Tein HA coilovers came courtesy of the previous owner, who was a broke college student, so they remained unchanged except for modified spring rates. The stiff suspension is further upgraded with Prothane bushings and a Carbing shock tower bar. The stiff chassis rolls on 15-inch, old-school Dunlop Formula CP-F wheels with Falken Azenis rubber. Sitting behind the front wheels are '99 Civic Si brakes with CRX Si ones out back.
Despite the man-hours devoted to aesthetics, Gilbert is quick to remind us that this is no show car. His heart lies with the racing world, which meant his Civic's heart would have to as well. The B16A powerplant sitting in the bay was discarded and a full wire tuck was done in preparation for a B20A engine. The B20A that was assembled by Gilbert is highlighted by a decked, bored, honed, balanced, and blueprinted block complete with new seals, gaskets, and a B16A head. JB Cams in Chula Vista, Calif., is responsible for the custom Circuit Hero-spec camshafts paired with Skunk2 cam gears.

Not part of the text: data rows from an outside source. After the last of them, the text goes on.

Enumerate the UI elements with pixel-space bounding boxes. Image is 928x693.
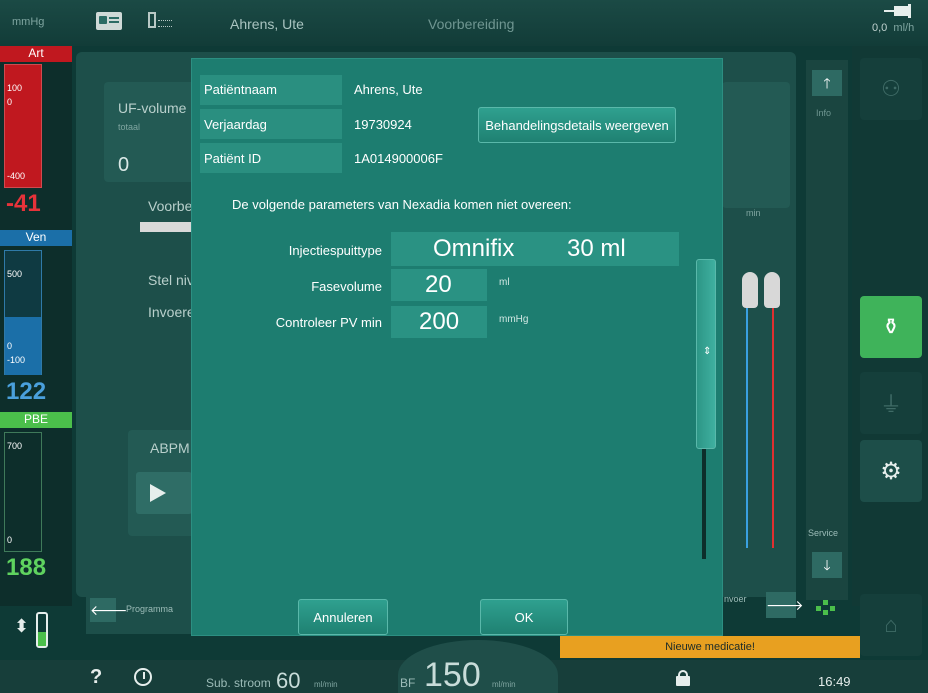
card-icon[interactable] [96,12,122,30]
phase-label: Voorbereiding [428,16,515,32]
art-label: Art [0,46,72,62]
pbe-scale: 700 0 [4,432,42,552]
syringe-program-icon: ⚱ [881,314,901,339]
network-icon[interactable] [148,12,174,34]
birthday-value: 19730924 [354,117,412,132]
bf-label: BF [400,676,416,690]
ok-button[interactable]: OK [480,599,568,635]
settings-button[interactable]: ⚙ [860,440,922,502]
pump-rate: 0,0 ml/h [872,22,915,34]
param-value-syringe-box: Omnifix 30 ml [391,232,679,266]
pbe-label: PBE [0,412,72,428]
level-adjust-icon[interactable]: ⬍ [8,608,64,654]
mismatch-message: De volgende parameters van Nexadia komen… [232,197,572,212]
service-label: Service [808,528,839,538]
art-scale: 100 0 -400 [4,64,42,188]
param-value-phase-volume-box: 20 [391,269,487,301]
art-scale-mid: 0 [7,97,13,107]
patient-id-label: Patiënt ID [204,151,262,166]
param-value-pv-min-box: 200 [391,306,487,338]
scrollbar-thumb[interactable]: ⇕ [696,259,716,449]
pbe-scale-top: 700 [7,441,23,451]
scroll-up-icon[interactable]: 🡑 [812,70,842,96]
param-label-syringe: Injectiespuittype [288,243,382,258]
home-icon: ⌂ [884,612,898,637]
patient-connect-button[interactable]: ⚇ [860,58,922,120]
art-pressure-value: -41 [6,190,41,217]
timer-card [722,82,790,208]
pbe-pressure-value: 188 [6,554,47,581]
ven-scale: 500 0 -100 [4,250,42,375]
clock-time: 16:49 [818,674,851,689]
filter-icon: ⏚ [879,392,902,417]
new-medication-notification[interactable]: Nieuwe medicatie! [560,636,860,658]
min-label: min [746,208,761,218]
param-label-pv-min: Controleer PV min [275,315,382,330]
param-value-pv-min: 200 [419,308,460,335]
sub-flow-value: 60 [276,668,301,693]
uf-volume-label: UF-volume [118,100,187,116]
ven-scale-top: 500 [7,269,23,279]
patient-name-value: Ahrens, Ute [354,82,423,97]
scroll-down-icon[interactable]: 🡓 [812,552,842,578]
art-scale-bottom: -400 [7,171,26,181]
param-value-phase-volume: 20 [425,271,452,298]
param-value-syringe: Omnifix [433,235,515,262]
help-icon[interactable]: ? [90,666,102,689]
clock-icon[interactable] [134,668,152,686]
nav-dots-icon [816,600,840,616]
sub-flow-unit: ml/min [314,680,338,689]
filter-button[interactable]: ⏚ [860,372,922,434]
pressure-unit: mmHg [12,16,45,28]
art-scale-top: 100 [7,83,23,93]
forward-arrow-icon[interactable]: 🡒 [766,592,804,618]
info-label: Info [816,108,832,118]
param-value-syringe-size: 30 ml [567,235,626,262]
home-button[interactable]: ⌂ [860,594,922,656]
top-status-bar: mmHg Ahrens, Ute Voorbereiding 0,0 ml/h [0,0,928,46]
treatment-details-button[interactable]: Behandelingsdetails weergeven [478,107,676,143]
patient-id-value: 1A014900006F [354,151,443,166]
syringe-program-button[interactable]: ⚱ [860,296,922,358]
parameter-mismatch-dialog: Patiëntnaam Ahrens, Ute Verjaardag 19730… [191,58,723,636]
birthday-label: Verjaardag [204,117,267,132]
abpm-label: ABPM [150,440,190,456]
blood-circuit-diagram [724,260,794,560]
back-arrow-icon[interactable]: 🡐 [90,598,128,622]
ven-scale-mid: 0 [7,341,13,351]
program-nav[interactable]: 🡐 Programma [86,590,206,634]
patient-name-header: Ahrens, Ute [230,16,304,32]
ven-pressure-value: 122 [6,378,47,405]
bf-unit: ml/min [492,680,516,689]
cancel-button[interactable]: Annuleren [298,599,388,635]
invoer-label: nvoer [724,594,747,604]
ven-label: Ven [0,230,72,246]
param-unit-pv-min: mmHg [499,314,529,325]
ven-scale-bottom: -100 [7,355,26,365]
scroll-grip-icon: ⇕ [703,346,712,357]
programma-label: Programma [126,604,174,614]
sub-flow-label: Sub. stroom [206,676,271,690]
param-unit-phase-volume: ml [499,277,510,288]
prep-progress-bar [140,222,192,232]
uf-volume-value: 0 [118,154,130,176]
abpm-start-button[interactable] [136,472,192,514]
settings-icon: ⚙ [880,457,902,485]
patient-connect-icon: ⚇ [881,76,901,101]
param-label-phase-volume: Fasevolume [311,279,382,294]
syringe-pump-icon [884,4,914,18]
uf-total-label: totaal [118,122,141,132]
right-nav-rail [806,60,848,600]
lock-icon[interactable] [676,670,690,686]
pbe-scale-bottom: 0 [7,535,13,545]
patient-name-label: Patiëntnaam [204,82,277,97]
bf-value: 150 [424,656,481,693]
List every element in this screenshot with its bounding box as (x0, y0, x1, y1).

Gilbert further developed the head with Port Flow race springs and titanium retainers. You might say Gilbert is a one-man wrecking crew in light of the fact that he did his own cylinder head port and polish in the privacy of his own home. A-Sport 46mm individual throttle bodies sit at the helm controlling incoming airflow while an ITG foam filter strains unwanted elements from the atmosphere. A HyTech 4-2-1 header kicks exhaust gases through to a Circuit Hero test pipe and out through a super-OG HKS Sport exhaust system. An S1 cable transmission was fully disassembled, inspected, and meticulously rebuilt by Gilbert with new main carrier and mainshaft bearings. An ACT heavy-duty clutch pressure plate, Southland six-puck sprung-hub clutch disc, and a Kaaz one-and-a-half-way limited-slip differential allows the transmission to handle anything Gilbert decides to throw at it. With the engine firmly in place, the 11.8:1 B20-VTEC produces 227 hp and 167 lb-ft of torque. Not too shabby for a one-man, garage-built project.
"Three years later, and a lot of man-hours in my garage, produced the car you see now. All the work was done by me with little to no help from anyone," Gilbert says. "I'm done for now; I want to take a little break from building and take it to the track for some stomping." Gilbert's Civic should remain proof that one can never fully be over it or simply walk away from a hobby that once pulled at the heartstrings. Gilbert Corona is a guy who just happened to be down and out and tried to trick himself into believing that he was done. A couple of years later he escaped from his garage with something truly amazing.